Bagiku, suara manusia sangat indah. Ia tak terlihat oleh mata, tapi terdengar telinga. Ada sesuatu yang menakjubkan kalau kau mau mendengar dan memerhatikan. Seperti itulah yang kurasakan terhadap suara manusia.
"Minggu depan ulangan Kimia. Bisa nyontek, enggak, ya, kira-kira?"
Terdengar tawa renyah. Jantungku berdebar kencang. Suara ini...entah kenapa selalu membuatku berdebar. Suaranya terdengar merdu di telingaku. Agak rendah, tapi bertenaga. Ah, aku tidak bisa mendeskripsikannya.

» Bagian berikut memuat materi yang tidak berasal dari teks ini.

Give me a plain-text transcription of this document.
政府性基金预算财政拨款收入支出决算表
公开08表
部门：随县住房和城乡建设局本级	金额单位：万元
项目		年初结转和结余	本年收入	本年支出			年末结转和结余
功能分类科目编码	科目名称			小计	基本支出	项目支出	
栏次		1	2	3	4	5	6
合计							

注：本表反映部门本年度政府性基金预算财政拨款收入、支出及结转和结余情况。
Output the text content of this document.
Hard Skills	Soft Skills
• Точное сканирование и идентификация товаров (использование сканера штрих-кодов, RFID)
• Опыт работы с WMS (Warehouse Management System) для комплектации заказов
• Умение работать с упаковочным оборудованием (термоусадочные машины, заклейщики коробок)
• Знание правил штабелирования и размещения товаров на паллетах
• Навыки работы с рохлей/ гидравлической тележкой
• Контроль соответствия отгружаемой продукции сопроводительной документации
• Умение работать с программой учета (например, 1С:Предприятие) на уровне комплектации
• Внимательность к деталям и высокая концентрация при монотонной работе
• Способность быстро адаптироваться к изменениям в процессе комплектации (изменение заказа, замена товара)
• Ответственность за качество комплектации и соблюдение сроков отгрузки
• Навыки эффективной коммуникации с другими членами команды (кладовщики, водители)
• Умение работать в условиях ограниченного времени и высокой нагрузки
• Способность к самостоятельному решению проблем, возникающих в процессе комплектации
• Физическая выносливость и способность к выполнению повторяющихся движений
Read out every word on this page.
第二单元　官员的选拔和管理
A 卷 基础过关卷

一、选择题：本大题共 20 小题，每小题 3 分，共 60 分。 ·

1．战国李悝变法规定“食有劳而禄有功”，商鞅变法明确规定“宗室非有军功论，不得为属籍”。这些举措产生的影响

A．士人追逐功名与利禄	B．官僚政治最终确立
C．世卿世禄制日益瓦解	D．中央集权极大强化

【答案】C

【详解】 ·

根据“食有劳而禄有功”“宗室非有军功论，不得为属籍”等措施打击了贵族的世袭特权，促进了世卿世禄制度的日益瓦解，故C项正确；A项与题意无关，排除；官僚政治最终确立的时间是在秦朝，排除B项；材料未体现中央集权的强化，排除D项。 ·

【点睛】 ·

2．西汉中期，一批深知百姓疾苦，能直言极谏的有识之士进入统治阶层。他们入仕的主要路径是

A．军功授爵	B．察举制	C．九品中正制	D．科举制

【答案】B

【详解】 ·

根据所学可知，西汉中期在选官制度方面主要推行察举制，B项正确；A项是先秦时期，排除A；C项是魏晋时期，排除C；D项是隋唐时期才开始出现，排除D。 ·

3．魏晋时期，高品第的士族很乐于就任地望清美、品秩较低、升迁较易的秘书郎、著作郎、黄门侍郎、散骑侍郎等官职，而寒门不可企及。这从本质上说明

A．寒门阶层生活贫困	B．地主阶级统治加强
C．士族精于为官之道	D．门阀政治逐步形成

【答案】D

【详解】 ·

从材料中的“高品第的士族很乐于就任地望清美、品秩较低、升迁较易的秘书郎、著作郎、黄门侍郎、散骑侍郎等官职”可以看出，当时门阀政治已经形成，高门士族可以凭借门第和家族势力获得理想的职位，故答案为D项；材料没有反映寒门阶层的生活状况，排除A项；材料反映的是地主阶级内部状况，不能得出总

Aku melirik ke samping. Ia masih di sana, berbicara dengan cowok di sampingnya.
Aku menghela napas gugup. Aku tidak fokus lagi dengan mie pangsitku yang tersisa separuh. Seluruh perhatianku kini terpusat pada suara itu.
"Balik, yuk."
Kali ini ia beranjak dari duduknya. Saat itulah, aku mencoba menoleh ke samping. Kami bertatapan. Ia melempar senyum padaku. Mataku mengerjap. Pipiku memerah. Aku segera memalingkan wajah. Rasanya malu sekali.

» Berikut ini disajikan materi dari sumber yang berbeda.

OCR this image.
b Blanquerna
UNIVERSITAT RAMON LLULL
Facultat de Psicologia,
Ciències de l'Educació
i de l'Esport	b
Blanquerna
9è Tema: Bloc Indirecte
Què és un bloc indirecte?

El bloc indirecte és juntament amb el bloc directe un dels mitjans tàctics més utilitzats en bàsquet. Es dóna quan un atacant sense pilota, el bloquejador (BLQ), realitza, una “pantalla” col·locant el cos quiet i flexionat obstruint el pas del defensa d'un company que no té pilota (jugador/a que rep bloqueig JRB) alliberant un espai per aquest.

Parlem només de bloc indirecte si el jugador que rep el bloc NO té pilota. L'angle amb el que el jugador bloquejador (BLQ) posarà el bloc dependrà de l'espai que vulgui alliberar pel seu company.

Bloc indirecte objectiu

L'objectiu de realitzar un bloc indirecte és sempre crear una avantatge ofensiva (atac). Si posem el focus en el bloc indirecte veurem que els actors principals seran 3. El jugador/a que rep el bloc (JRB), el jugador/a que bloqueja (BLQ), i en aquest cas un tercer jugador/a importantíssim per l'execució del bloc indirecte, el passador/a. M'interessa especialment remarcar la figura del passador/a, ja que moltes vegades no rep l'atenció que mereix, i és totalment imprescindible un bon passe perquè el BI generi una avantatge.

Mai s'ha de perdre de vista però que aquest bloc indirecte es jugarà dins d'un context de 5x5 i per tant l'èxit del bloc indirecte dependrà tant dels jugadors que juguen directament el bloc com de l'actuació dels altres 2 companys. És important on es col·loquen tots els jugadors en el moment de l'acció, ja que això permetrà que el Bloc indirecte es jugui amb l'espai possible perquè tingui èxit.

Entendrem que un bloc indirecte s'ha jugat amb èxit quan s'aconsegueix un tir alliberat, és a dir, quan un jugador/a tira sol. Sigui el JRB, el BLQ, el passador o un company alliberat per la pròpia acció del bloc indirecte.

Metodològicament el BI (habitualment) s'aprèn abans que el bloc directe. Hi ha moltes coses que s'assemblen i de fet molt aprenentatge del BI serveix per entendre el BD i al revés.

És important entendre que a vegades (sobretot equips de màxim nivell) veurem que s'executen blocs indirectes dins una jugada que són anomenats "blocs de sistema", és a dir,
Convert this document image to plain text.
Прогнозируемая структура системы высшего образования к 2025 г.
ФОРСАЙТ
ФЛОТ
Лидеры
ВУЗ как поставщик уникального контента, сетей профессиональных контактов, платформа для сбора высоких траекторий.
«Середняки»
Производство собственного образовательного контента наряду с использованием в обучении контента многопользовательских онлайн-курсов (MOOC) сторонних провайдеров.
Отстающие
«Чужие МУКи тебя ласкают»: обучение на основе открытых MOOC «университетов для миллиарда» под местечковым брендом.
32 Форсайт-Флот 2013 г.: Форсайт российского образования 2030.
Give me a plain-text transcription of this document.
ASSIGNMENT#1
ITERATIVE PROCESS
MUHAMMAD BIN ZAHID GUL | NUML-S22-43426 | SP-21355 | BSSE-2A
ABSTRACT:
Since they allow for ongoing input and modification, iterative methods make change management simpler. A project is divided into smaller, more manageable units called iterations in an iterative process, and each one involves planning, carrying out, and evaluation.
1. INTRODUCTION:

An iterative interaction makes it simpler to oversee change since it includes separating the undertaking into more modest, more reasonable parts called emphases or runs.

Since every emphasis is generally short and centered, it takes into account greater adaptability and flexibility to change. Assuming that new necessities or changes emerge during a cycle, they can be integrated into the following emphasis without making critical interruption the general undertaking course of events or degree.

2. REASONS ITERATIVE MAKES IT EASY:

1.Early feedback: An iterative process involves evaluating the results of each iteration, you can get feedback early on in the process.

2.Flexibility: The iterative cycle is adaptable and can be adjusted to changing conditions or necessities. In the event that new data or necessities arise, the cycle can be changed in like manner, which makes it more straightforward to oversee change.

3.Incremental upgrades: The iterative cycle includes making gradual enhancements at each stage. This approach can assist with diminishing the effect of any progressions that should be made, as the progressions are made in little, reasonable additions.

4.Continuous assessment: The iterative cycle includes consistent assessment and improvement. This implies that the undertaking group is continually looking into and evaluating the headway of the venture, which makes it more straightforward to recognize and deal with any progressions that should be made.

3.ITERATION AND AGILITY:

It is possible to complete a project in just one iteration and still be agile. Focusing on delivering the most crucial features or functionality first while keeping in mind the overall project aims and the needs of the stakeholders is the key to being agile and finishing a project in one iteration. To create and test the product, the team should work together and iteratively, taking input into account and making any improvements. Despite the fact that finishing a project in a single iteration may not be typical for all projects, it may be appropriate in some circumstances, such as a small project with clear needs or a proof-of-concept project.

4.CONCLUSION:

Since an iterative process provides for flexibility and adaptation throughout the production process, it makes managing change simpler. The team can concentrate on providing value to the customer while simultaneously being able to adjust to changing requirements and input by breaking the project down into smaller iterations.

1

Setelah orang itu berbalik, aku mengikuti punggungnya yang menjauh. Jantungku terus berdebar. Mungkin ini aneh. Ia bahkan tak setampan Niko yang model majalah dan digilai semua cewek di sekolah. Ia juga tak sepintar Atma yang ikut olimpiade fisika bulan lalu. Tapi, ia memiliki suara yang indah. Suara yang membuatku terpaku sejak mendengarnya.

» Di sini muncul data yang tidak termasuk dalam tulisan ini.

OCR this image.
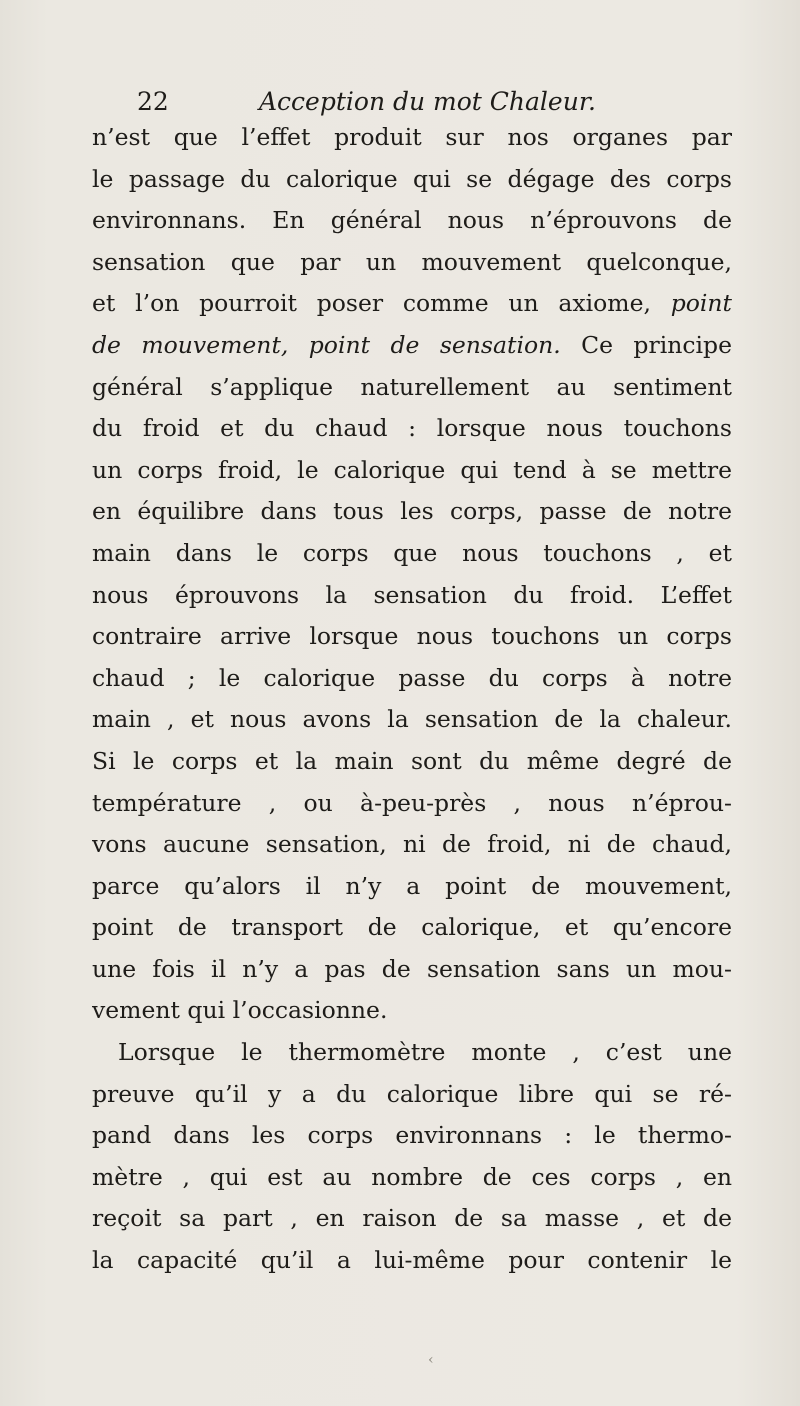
22	Acception du mot Chaleur.
n’est que l’effet produit sur nos organes par
le passage du calorique qui se dégage des corps
environnans. En général nous n’éprouvons de
sensation que par un mouvement quelconque,
et l’on pourroit poser comme un axiome, point
de mouvement, point de sensation. Ce principe
général s’applique naturellement au sentiment
du froid et du chaud : lorsque nous touchons
un corps froid, le calorique qui tend à se mettre
en équilibre dans tous les corps, passe de notre
main dans le corps que nous touchons , et
nous éprouvons la sensation du froid. L’effet
contraire arrive lorsque nous touchons un corps
chaud ; le calorique passe du corps à notre
main , et nous avons la sensation de la chaleur.
Si le corps et la main sont du même degré de
température , ou à-peu-près , nous n’éprou-
vons aucune sensation, ni de froid, ni de chaud,
parce qu’alors il n’y a point de mouvement,
point de transport de calorique, et qu’encore
une fois il n’y a pas de sensation sans un mou-
vement qui l’occasionne.
Lorsque le thermomètre monte , c’est une
preuve qu’il y a du calorique libre qui se ré-
pand dans les corps environnans : le thermo-
mètre , qui est au nombre de ces corps , en
reçoit sa part , en raison de sa masse , et de
la capacité qu’il a lui-même pour contenir le
‹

"Denis, tuh, manis juga, ya, kalau dilihat-lihat."
Aku melirik dua cewek di sampingku. Mereka cekikikan. Aku menundukkan wajah. Ah, jangan bilang mereka menyukai Denis juga. Aku mendesah pelan.
***
Aku memeluk buku-bukuku sambil menunduk. Koridor sepi. Pulang sekolah tadi aku memang pergi ke perpustakaan untuk membaca novel. Karena keasyikan, aku tidak tahu kalau hari sudah menjelang sore.